Em coluna na Folha, Viana fala sobre o futuro da matemática após IA
Reprodução da coluna de Marcelo Viana na Folha.
Como dispor balas de canhão no porão do navio de tal modo que caiba o maior número possível? Essa preocupação prática da marinha britânica deu origem ao problema matemático do empacotamento de esferas, formulado pela primeira vez em 1611 por Johannes Kepler: qual arranjo de bolas (idênticas) permite armazenar mais bolas por unidade de volume?
Kepler acreditava que a resposta seria o empacotamento hexagonal em camadas, que é justamente o modo como laranjas costumam ser exibidas na feira. Mas ele não sabia provar, e praticamente não houve progresso até meados do século 20.

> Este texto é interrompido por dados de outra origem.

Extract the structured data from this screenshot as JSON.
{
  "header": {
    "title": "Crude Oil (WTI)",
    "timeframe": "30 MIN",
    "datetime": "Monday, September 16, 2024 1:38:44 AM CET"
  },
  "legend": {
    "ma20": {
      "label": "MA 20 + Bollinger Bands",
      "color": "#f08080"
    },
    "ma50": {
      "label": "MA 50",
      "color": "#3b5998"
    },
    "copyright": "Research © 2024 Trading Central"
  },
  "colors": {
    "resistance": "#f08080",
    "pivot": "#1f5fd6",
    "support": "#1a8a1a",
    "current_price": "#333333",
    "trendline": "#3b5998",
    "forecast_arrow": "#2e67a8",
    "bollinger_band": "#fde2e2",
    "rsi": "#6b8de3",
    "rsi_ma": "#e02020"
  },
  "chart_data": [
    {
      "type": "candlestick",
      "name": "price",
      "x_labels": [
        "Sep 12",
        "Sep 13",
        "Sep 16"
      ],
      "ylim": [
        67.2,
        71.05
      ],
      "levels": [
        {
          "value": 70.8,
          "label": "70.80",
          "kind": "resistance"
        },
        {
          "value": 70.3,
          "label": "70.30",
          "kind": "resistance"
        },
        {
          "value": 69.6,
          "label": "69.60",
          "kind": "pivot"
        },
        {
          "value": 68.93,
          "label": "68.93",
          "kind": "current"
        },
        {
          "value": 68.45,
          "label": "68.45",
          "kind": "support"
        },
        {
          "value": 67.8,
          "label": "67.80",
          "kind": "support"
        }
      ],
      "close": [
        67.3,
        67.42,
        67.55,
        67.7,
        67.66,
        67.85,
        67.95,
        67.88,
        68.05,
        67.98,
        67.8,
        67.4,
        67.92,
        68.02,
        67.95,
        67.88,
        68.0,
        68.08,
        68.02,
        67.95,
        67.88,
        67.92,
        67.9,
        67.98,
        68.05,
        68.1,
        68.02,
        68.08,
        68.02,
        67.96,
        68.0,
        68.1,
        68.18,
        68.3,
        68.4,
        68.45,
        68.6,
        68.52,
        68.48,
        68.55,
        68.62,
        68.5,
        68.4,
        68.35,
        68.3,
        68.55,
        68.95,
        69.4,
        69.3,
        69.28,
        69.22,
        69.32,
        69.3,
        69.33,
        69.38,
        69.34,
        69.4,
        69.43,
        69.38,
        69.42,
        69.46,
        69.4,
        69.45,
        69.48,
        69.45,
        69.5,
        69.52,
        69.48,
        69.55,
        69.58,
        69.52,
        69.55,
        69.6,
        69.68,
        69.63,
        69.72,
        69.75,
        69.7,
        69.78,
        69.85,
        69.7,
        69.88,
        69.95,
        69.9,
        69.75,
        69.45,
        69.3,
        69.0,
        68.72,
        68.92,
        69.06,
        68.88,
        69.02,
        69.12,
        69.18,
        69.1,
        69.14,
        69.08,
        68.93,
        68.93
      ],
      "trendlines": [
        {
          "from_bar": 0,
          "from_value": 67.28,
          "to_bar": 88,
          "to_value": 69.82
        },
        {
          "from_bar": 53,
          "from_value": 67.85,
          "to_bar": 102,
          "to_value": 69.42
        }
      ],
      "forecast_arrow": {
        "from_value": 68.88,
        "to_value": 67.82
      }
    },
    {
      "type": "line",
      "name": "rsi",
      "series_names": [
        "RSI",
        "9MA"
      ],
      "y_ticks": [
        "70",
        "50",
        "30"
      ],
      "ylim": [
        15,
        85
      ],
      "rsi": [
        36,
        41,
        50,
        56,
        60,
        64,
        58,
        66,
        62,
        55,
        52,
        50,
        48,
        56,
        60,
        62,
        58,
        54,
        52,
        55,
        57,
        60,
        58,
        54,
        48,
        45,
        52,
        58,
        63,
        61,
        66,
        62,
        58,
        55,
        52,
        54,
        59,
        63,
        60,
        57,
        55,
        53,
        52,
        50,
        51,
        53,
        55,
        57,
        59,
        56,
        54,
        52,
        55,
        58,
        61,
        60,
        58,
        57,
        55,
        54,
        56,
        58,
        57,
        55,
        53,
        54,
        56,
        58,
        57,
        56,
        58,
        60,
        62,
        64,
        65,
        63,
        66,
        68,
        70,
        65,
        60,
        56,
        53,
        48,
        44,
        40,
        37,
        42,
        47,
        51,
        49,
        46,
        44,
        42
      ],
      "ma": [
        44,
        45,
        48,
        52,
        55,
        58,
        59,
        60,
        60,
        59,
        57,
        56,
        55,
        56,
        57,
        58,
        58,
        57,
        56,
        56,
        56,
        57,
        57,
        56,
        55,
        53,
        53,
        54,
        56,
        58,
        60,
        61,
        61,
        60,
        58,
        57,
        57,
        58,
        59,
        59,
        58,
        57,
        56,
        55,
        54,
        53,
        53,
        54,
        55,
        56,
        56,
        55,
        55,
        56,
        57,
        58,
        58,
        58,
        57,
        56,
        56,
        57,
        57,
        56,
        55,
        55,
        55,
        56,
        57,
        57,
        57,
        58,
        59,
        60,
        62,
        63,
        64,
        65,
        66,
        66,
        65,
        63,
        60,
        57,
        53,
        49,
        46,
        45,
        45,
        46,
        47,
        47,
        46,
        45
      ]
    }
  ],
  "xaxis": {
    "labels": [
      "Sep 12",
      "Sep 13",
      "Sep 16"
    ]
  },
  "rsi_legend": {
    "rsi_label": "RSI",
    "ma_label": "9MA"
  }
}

Em 1953, o húngaro László Tóth reduziu o problema a um número finito (mas enorme!) de cálculos. Em 1998, o norte-americano Thomas Hales anunciou ter completado esses cálculos. Mas seu artigo era muito longo (250 páginas mais 3 gigabytes de código): os especialistas responsáveis por revisá-lo jogaram a toalha após quatro anos de trabalho./
Para acabar com as dúvidas, no ano seguinte Hales lançou o projeto Flyspeck: durante mais de uma década, uma equipe de matemáticos transcreveu todos os passos da prova para uma linguagem formal, de modo que pudessem ser verificados rigorosamente por computador. O trabalho só terminou em 2014, mas foi conclusivo: os raciocínios estão corretos e, portanto, o problema do empacotamento de esferas em dimensão 3 está definitivamente resolvido.
Matematicamente, o problema faz sentido em qualquer dimensão e, curiosamente, os avanços seguintes vieram em dimensões altas.
Em 2016, a ucraniana Maryna Viazovska usou uma propriedade específica da dimensão 8 para resolver a questão nessa dimensão. Logo depois, juntamente com colaboradores, ela estendeu a prova para a dimensão 24. São façanhas impressionantes, combinando ideias sofisticadas de teoria dos números, geometria discreta e análise harmônica. Por esses resultados, Viazovska ganhou a medalha Fields em 2022. O problema continua em aberto em todas as outras dimensões maiores do que 3.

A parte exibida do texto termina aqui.